Gradient tree boosting (GTB) [62] is an integrated base classifier decision tree algorithm that can be used for classification and regression problems [63,64,65,66,67]. In this study, it is assumed that SSBs and DSBs belong to a binary classification problem. We finally chose the gradient tree boosting of ‘sklearn.ensemble’ as the classification method, because it can better address mixed types of data and is more robust to outliers. GTB produces a decision tree composed of J leaf nodes by reducing the gradient direction of each sample point and its residuals [68,69,70]. In the experiment, the optimal parameters of GTB were selected by 10-fold cross-validation on the benchmark dataset using a grid search strategy. These performance evaluations we use are defined as

$$\mathrm{SN}=\mathrm{TP}/\left(\mathrm{TP}+\mathrm{FN}\right)$$

(10)

$$\mathrm{SP}=\mathrm{TN}/\left(\mathrm{TN}+\mathrm{FP}\right)$$

(11)

$$\mathrm{F}1=\frac{2\times \mathrm{Recall}\times \mathrm{Precision}}{\mathrm{Recall}+\mathrm{Precision}}$$

(12)

$$\mathrm{Accuracy}=\frac{\mathrm{TP}+\mathrm{TN}}{\mathrm{TP}+\mathrm{TN}+\mathrm{FP}+\mathrm{FN}}$$

(13)

$$\mathrm{MCC}=\frac{\mathrm{TP}\times \mathrm{TN}-\mathrm{FP}\times \mathrm{FN}}{\sqrt{\left(\mathrm{TP}+\mathrm{FP}\right)\left(\mathrm{TP}+\mathrm{FN}\right)\left(\mathrm{TN}+\mathrm{FP}\right)\left(\mathrm{TN}+\mathrm{FN}\right)}}$$

(14)

In these equations, TP (the number of SSBs correctly classified), TN (the number of DSBs correctly classified), FP (the number of DSBs that are misclassified as SSBs) and FN (the number of SSBs that are misclassified as DSBs) represent true positives, true negatives, false positives and false negatives, respectively. Here, the category of SSBs is called a positive class, and the category of DSBs is called a negative class. Among these evaluation indexes, MCC and F1 reflect the overall performance of the classifier and can better evaluate the performance of the classifier in the case of unbalanced data. The classification performance was evaluated by 10-fold cross-validation.

4. Conclusions

In this work, we have proposed a novel method PredPSD for the classification prediction of SSBs and DSBs. The method is based on the gradient tree boosting (GTB) algorithm [71], and the model was trained on 1271 SSBs and 2252 DSBs non-redundant datasets. In the course of the experiment, we introduced three feature extraction algorithms that have never been used in this research problem that can extract a variety of features derived from multiple sequences. At the same time, we also combined four commonly used algorithms. We comprehensively evaluated the effects of different sequence extraction methods on prediction performance. Then, we used the ACC transformation algorithm to solve the problem of inconsistent feature dimensions. The mRMR method was used to obtain a set of optimal features with maximum correlation and minimum redundancy, and the strong specificity of the new features to distinguish different types of proteins was verified.

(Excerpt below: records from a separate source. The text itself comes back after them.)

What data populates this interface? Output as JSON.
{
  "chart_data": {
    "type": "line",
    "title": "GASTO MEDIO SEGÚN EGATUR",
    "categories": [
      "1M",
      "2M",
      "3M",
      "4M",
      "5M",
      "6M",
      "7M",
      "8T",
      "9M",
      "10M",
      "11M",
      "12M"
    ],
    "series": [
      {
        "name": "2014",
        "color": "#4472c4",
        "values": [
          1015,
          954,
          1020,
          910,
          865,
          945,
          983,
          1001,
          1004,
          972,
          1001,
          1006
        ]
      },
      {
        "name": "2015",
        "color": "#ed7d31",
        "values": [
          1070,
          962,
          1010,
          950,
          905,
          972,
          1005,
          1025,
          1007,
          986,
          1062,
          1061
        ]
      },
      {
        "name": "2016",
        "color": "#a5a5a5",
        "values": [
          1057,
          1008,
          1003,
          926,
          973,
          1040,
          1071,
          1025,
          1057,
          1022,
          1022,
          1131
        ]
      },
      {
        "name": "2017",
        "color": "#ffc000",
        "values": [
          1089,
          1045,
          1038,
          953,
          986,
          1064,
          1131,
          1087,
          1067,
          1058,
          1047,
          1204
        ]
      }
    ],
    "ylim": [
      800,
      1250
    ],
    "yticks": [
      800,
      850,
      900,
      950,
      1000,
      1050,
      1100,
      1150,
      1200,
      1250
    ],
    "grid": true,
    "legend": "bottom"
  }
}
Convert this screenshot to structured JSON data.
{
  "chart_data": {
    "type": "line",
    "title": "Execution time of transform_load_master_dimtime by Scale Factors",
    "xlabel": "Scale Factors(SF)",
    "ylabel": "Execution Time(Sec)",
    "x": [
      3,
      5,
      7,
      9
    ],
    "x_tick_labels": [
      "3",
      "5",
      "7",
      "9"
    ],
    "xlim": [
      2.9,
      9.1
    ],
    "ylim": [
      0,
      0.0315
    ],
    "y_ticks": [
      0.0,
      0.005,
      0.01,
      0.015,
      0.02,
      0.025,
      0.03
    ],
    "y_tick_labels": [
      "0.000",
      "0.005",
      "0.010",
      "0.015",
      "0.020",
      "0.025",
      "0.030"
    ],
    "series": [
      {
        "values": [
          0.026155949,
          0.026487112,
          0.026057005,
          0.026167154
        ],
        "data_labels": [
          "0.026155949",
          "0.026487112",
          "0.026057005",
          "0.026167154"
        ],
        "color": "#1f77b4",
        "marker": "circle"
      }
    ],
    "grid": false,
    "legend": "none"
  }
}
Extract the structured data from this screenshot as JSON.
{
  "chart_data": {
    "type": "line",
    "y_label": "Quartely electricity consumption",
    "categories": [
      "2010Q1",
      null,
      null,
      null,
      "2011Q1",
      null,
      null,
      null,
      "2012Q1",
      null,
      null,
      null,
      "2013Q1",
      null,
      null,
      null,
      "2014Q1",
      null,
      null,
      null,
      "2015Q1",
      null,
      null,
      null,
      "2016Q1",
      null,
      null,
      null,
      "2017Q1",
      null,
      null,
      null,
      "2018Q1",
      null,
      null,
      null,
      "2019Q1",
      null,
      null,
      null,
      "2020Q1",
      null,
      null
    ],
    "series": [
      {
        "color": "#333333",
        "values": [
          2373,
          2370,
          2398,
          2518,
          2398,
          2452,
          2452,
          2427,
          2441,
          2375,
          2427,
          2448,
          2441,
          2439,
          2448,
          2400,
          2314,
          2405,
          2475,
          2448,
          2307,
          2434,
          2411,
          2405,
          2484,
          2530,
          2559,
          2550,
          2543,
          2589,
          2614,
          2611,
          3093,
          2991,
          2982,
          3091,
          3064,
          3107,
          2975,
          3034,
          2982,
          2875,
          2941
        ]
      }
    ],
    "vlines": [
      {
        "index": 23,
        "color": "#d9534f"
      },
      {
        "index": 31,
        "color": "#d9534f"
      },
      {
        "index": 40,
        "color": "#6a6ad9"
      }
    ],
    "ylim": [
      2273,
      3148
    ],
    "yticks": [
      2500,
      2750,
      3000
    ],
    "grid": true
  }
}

PredPSD resulted in prediction accuracy of 91.2% and an AUC of 0.956 on the training set through 10-fold cross-validation. Furthermore, in the independent dataset, PredPSD can achieve an accuracy of 77.0% and an SP of 0.855. The results show that the prediction performance of PredPSD is better than that of previous methods. Our study provides a complementary and effective method to predict SSBs and DSBs more accurately.